Pada hari Minggu, skuad asuhan Mikel Arteta ini merayakan kemenangan mereka dalam parade kemenangan di London Utara, membawa trofi Liga Premier yang mengakhiri penantian panjang selama 22 tahun untuk menjadi juara Inggris. Namun, sehari sebelumnya di Budapest, Arsenal harus menyerah di hadapan PSG setelah Eberechi Eze dan Gabriel Magalhaes gagal mengeksekusi penalti.
Madueke, yang tidak termasuk dalam lima penendang penalti Arsenal, mendapat kritik karena tidak menawarkan diri untuk mengambil tendangan penalti. Namun, melalui unggahan di Instagram, pemain berusia 24 tahun tersebut menanggapi dengan berkata, "Juara! Sementara yang lain sibuk berkicau dan memposting," sambil memamerkan foto dirinya bersama Rice dan trofi Liga Premier. "Terima kasih Tuhan. Kemuliaan ini milik-Mu!"
Di kolom komentar, Rice dengan bercanda menanggapi, "Iri di mana-mana," disertai dengan empat emoji tertawa. Gelandang Inggris ini memang berhasil mencetak gol dalam adu penalti tersebut.

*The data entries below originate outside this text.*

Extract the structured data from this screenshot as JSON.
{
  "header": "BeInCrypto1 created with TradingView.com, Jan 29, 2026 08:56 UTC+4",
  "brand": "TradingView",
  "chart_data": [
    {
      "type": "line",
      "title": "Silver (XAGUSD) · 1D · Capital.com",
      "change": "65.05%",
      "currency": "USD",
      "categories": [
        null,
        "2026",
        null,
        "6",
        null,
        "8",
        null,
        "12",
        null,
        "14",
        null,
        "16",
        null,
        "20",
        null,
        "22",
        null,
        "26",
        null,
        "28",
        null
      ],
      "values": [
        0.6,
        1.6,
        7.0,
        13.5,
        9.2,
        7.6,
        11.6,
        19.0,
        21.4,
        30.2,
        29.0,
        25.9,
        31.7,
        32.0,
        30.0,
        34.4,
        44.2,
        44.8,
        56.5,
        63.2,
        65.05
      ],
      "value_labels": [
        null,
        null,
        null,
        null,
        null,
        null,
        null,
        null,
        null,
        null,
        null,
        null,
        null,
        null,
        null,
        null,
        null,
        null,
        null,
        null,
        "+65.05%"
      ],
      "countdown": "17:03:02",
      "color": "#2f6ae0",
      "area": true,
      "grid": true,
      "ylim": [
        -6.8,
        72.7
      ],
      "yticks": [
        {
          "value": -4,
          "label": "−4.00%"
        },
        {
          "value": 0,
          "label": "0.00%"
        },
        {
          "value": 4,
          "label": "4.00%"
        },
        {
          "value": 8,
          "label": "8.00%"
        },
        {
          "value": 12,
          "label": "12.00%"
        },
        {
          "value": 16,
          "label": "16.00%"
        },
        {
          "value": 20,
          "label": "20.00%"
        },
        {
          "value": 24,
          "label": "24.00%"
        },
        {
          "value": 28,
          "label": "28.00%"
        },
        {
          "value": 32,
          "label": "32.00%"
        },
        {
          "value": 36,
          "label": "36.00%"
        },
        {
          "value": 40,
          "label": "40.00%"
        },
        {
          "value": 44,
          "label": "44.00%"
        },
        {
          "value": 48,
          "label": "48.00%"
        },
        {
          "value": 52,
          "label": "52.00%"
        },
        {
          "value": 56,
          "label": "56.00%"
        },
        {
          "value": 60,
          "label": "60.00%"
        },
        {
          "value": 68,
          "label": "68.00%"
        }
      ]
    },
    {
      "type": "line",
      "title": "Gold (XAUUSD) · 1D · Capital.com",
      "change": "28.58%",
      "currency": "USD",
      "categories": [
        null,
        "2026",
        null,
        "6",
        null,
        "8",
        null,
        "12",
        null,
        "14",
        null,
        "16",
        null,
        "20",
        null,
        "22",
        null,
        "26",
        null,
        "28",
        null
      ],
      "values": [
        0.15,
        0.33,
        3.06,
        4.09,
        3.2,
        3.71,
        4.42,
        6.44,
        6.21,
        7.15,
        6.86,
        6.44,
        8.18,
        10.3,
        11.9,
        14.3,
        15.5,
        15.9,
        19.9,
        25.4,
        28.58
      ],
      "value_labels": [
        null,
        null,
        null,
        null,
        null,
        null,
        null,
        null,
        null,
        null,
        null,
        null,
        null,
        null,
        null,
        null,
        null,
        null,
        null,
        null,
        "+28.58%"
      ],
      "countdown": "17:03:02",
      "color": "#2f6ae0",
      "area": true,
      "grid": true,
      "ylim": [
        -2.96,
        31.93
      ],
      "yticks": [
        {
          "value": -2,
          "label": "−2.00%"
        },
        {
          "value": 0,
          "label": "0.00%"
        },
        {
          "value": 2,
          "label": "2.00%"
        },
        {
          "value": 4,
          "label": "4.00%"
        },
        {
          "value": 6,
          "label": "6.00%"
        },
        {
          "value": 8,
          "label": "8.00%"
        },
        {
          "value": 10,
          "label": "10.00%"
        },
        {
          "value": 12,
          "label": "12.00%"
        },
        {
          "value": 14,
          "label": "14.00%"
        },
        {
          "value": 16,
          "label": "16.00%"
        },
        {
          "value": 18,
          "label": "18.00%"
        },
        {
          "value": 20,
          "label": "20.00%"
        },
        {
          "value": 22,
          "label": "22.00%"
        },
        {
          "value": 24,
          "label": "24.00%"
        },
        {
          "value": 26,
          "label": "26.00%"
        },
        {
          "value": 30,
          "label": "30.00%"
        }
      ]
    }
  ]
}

Sementara itu, kritikan juga datang dari bek Tottenham Hotspur, Djed Spence, yang sepanjang musim ini kerap terlibat dalam candaan ringan terhadap Arsenal. Setelah kemenangan PSG, Spence mengunggah ulang postingan Arsenal di media sosial yang menampilkan Bukayo Saka saat bertanding melawan Tottenham, menambahkan emoji mata terbuka dan gembok terbuka sebagai balasan.
Selama parade kemenangan, Declan Rice juga memberikan pesan kepada para pesaing Arsenal, "Mereka tertawa. Sekarang mereka tidak tertawa lagi," ujarnya. Rice juga menambahkan bahwa musim depan Arsenal akan kembali dengan lebih kuat, mengajak para pendukung untuk tetap mendukung atau tertinggal.
Manajer Mikel Arteta juga menyampaikan rasa terima kasihnya kepada para pendukung yang memadati jalan-jalan di London Utara. "Anda telah menciptakan ini. Ini adalah momen Anda untuk memastikan kita semua menikmatinya bersama. Selamat menikmati hari yang indah. Mari kita teruskan, Arsenal!" ucap Arteta.
Arsenal akan memulai musim 2026/27 dengan kesempatan meraih trofi lain saat menghadapi Manchester City di Community Shield yang akan berlangsung di Millennium Stadium, Cardiff, pada 16 Agustus mendatang. Rice menegaskan bahwa kekalahan dari PSG akan menjadi motivasi tambahan bagi The Gunners di musim-musim mendatang. "Tidak ada alasan untuk berhenti di sini. Musim depan kami akan lebih kuat dan siap kembali," tandas Rice.